The Vampire Diaries, la Saison 4 :  Julie Plec est désormais seule aux commandes de cette série qu’elle a co-créée avec Kevin Williamson, parti depuis développer d’autres projets, la série-soeur The Secret Circle et la sombre The Following. Mais on se demande si le véritable maître d’oeuvre n’est pas Ian Somerhalder désormais. Les jeux sont faits pour Stefan : vu que Ian et Nina Dobrev sont ensembles dans la vraie vie, leurs personnages le seront à l’écran. Damon / Ian et Elena / Nina sont amoureux l’un de l’autre et nous le montrent, s’embrassant et s’enlaçant fougueusement à l’écran. La mythologie qui faisait le charme et l’intérêt principal de la série, tout de même, ont quasiment disparu. Les motivations des personnages sont peu claires, on fait intervenir des Chasseurs ou une histoire d’antidote miracle à la poursuite duquel les personnages courraient, enjeux périphériques destinés à dissimuler que la série ne sait plus quoi raconter exactement et que les scénaristes naviguent à vue, éliminant un personnage de temps à autre pour dire qu’il se passe quelque chose, pouvoir traiter des conséquences et gagner du temps. Je dois avouer que j’ai lâché l’affaire en cours de route, mais les sériephiles de twitter qui continuent la série semblent le faire par devoir (comme on ferait ses devoirs, d’ailleurs) sans réel intérêt, par acquis de conscience et parce qu’il n’est jamais évident de lâcher une série qu’on a suivie pendant 3 saisons déjà. La fanbase irréductible de la série semble de plus n’avoir d’yeux que pour cet immense et formidable acteur qu’est Ian Somerhalder, qui montre à chaque épisode tout son talent digne d’un mérité oscar, donc tout va bien.

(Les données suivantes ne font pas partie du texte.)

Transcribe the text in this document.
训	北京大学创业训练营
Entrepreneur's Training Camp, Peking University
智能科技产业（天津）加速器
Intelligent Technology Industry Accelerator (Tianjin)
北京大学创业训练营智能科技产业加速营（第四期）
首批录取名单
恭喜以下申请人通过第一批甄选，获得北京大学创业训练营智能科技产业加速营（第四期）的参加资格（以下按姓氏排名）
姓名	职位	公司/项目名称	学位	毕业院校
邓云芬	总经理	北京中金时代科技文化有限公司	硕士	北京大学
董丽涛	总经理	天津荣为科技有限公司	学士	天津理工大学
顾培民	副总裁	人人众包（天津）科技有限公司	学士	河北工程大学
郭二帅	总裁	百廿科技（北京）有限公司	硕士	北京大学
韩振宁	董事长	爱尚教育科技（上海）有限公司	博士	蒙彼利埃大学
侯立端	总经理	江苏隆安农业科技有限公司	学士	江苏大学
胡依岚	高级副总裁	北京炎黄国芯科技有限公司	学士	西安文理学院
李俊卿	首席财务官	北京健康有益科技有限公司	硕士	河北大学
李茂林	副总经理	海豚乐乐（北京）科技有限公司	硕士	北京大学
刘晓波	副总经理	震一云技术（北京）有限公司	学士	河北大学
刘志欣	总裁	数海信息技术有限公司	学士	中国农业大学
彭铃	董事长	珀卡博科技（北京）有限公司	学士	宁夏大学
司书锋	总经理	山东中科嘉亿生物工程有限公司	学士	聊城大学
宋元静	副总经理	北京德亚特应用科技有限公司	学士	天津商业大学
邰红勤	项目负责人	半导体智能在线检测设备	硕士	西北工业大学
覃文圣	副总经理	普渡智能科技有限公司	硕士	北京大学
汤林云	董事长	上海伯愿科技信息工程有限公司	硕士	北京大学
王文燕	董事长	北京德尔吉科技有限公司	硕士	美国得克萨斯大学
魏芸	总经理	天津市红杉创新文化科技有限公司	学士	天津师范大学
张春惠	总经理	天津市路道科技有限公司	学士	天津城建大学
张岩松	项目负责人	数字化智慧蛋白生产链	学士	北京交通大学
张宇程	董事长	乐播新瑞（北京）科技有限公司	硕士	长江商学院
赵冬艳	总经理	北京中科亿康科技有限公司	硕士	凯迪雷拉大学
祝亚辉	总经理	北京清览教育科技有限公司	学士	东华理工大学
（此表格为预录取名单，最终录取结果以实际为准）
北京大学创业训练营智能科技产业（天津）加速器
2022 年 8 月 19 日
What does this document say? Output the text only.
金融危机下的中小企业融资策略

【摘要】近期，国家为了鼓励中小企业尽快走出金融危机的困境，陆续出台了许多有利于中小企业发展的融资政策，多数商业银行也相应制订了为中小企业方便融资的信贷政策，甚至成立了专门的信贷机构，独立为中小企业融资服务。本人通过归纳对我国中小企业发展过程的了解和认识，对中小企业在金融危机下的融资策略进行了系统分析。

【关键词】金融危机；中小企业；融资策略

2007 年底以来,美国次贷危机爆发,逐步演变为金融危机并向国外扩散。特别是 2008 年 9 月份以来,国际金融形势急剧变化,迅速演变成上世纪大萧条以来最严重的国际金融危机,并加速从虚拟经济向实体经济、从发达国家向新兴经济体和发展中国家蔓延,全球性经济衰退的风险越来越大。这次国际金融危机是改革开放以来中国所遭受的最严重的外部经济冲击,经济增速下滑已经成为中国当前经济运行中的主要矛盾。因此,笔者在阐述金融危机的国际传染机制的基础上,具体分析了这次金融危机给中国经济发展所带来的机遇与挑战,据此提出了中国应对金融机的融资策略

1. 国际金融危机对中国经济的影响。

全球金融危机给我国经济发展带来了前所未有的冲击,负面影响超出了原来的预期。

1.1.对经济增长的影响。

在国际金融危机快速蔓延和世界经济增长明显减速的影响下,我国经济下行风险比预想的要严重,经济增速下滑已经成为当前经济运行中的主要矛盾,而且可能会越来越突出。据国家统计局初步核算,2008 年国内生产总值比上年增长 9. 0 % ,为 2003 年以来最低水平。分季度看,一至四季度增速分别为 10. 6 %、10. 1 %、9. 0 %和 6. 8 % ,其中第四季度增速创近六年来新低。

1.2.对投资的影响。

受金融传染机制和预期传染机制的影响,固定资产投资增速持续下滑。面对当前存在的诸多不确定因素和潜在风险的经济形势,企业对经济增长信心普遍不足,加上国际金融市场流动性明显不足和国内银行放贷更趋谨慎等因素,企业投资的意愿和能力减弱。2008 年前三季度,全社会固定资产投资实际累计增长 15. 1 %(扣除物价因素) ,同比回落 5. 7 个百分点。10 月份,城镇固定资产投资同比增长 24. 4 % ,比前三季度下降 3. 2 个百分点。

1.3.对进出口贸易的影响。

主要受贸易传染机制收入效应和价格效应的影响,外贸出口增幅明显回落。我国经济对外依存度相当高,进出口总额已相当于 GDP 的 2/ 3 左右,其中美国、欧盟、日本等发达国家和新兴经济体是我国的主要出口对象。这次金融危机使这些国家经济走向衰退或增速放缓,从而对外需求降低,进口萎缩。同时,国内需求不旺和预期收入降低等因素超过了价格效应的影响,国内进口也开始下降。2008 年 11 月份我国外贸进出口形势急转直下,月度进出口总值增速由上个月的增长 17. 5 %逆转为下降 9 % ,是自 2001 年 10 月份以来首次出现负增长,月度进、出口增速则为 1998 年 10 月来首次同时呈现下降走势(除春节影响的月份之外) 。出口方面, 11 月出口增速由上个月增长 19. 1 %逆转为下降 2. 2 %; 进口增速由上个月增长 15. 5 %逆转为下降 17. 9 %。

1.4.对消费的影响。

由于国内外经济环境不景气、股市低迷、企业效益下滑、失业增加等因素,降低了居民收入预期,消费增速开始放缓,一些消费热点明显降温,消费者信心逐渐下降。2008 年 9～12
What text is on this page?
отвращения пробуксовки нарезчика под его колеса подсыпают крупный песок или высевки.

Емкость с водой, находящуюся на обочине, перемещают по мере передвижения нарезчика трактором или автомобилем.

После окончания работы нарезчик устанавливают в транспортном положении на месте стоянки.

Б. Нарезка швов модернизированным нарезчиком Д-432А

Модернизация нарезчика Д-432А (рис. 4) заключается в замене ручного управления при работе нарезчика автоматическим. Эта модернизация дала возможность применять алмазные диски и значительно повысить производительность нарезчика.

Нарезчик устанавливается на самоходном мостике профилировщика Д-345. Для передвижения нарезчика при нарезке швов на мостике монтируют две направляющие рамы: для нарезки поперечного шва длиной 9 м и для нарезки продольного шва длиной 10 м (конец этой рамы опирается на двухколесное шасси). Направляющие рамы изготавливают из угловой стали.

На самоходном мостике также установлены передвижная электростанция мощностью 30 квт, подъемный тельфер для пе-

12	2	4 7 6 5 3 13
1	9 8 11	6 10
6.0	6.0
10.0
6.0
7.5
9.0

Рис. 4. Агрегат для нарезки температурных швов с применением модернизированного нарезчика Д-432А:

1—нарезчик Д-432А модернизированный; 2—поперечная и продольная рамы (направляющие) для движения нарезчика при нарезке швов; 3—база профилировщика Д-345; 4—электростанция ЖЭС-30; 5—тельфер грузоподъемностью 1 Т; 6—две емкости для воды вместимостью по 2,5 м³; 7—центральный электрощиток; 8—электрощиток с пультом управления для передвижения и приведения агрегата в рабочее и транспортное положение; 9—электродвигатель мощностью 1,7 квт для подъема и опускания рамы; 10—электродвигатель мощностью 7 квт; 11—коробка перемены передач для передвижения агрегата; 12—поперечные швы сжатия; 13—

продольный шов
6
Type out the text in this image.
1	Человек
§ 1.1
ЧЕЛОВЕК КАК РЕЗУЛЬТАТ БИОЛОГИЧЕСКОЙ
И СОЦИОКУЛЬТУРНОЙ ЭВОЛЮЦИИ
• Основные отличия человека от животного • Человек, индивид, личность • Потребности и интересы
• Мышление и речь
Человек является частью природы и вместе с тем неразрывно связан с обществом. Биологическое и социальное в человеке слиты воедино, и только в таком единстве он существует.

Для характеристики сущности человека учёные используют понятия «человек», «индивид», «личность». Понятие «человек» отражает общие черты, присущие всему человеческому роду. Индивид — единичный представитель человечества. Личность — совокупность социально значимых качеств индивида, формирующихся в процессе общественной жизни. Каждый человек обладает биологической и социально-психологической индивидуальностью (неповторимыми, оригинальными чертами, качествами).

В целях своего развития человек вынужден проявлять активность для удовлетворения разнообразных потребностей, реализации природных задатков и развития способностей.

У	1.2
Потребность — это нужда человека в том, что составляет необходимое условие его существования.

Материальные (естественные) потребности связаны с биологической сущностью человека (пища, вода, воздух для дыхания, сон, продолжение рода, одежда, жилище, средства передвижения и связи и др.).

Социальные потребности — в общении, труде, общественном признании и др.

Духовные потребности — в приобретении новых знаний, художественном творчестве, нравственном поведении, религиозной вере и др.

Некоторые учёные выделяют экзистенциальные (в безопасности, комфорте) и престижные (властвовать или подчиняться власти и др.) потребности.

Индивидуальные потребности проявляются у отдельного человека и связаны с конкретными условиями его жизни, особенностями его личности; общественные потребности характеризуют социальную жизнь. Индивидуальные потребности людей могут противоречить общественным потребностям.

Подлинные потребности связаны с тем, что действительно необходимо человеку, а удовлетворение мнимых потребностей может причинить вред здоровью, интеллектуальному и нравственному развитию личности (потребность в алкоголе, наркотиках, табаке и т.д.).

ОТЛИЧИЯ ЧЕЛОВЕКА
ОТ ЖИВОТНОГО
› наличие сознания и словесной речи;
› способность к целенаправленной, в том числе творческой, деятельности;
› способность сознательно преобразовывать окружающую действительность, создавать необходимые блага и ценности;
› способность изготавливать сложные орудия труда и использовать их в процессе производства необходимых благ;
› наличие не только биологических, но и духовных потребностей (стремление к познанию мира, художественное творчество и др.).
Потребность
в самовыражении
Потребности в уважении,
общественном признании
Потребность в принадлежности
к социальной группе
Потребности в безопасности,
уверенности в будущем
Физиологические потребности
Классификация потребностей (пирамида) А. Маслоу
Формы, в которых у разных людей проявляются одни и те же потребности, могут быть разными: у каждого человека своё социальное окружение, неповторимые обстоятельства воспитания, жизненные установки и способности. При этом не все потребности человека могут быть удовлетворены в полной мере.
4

Et dire que le spin-off autour du méchant Klaus et de quelques-uns de ses comparses arrive bientôt, puisqu’il faut battre le fer tant qu’il est chaud et presser le citron tant qu’il reste de la pulpe…

ONCE UPON A TIME, la Saison 2 :  Le charme de la série à ses débuts était de découvrir la réinterprétation des personnages de contes traditionnels rentrés dans la culture populaire, et d’assister à d’inspirés mash-ups, faisant fusionner plusieurs histoires ensemble de façon plus ou moins réussie. Mais maintenant que ce plaisir de la découverte n’est plus vraiment à l’ordre du jour, que reste-t-il ? Hé bien les faits et gestes de divers personnages plus ou moins maléfiques et diaboliques, mais pas trop car le public doit s’intéresser à eux, d’autant plus que les flash-backs lostiens (= inspirés de LOST) ne cessent de revenir sur des évènements douloureux de leur passé qui permettent de les comprendre. Mais le problème est que les motivations d’une Cora, d’un Hook ou d’une Regina ne sont pas claires. On ne sait pas ce qu’ils veulent réellement, soit le syndrôme Orangina Rouge : ils sont méchants parce que… Oui, c’est paradoxal, on tente de nous expliquer pourquoi ils sont devenus soi-disant méchants dans le présent, sauf qu’on ne comprend pas ce qu’ils veulent exactement, et qu’on veut nous montrer qu’ils ne sont pas si méchants que cela. Et là encore, pareil, il n’y a pas réellement de mythologie, d’arc narratif global, donc on fait vadrouiller les personnages sans but réel en soi. On envoie quelques personnages dans une région alternative avant de les ramener à Storybrooke, ou à New York chercher un fils perdu de vue, mais l’exercice est un peu vain. On ne sait pas où la série va, si elle va quelque part.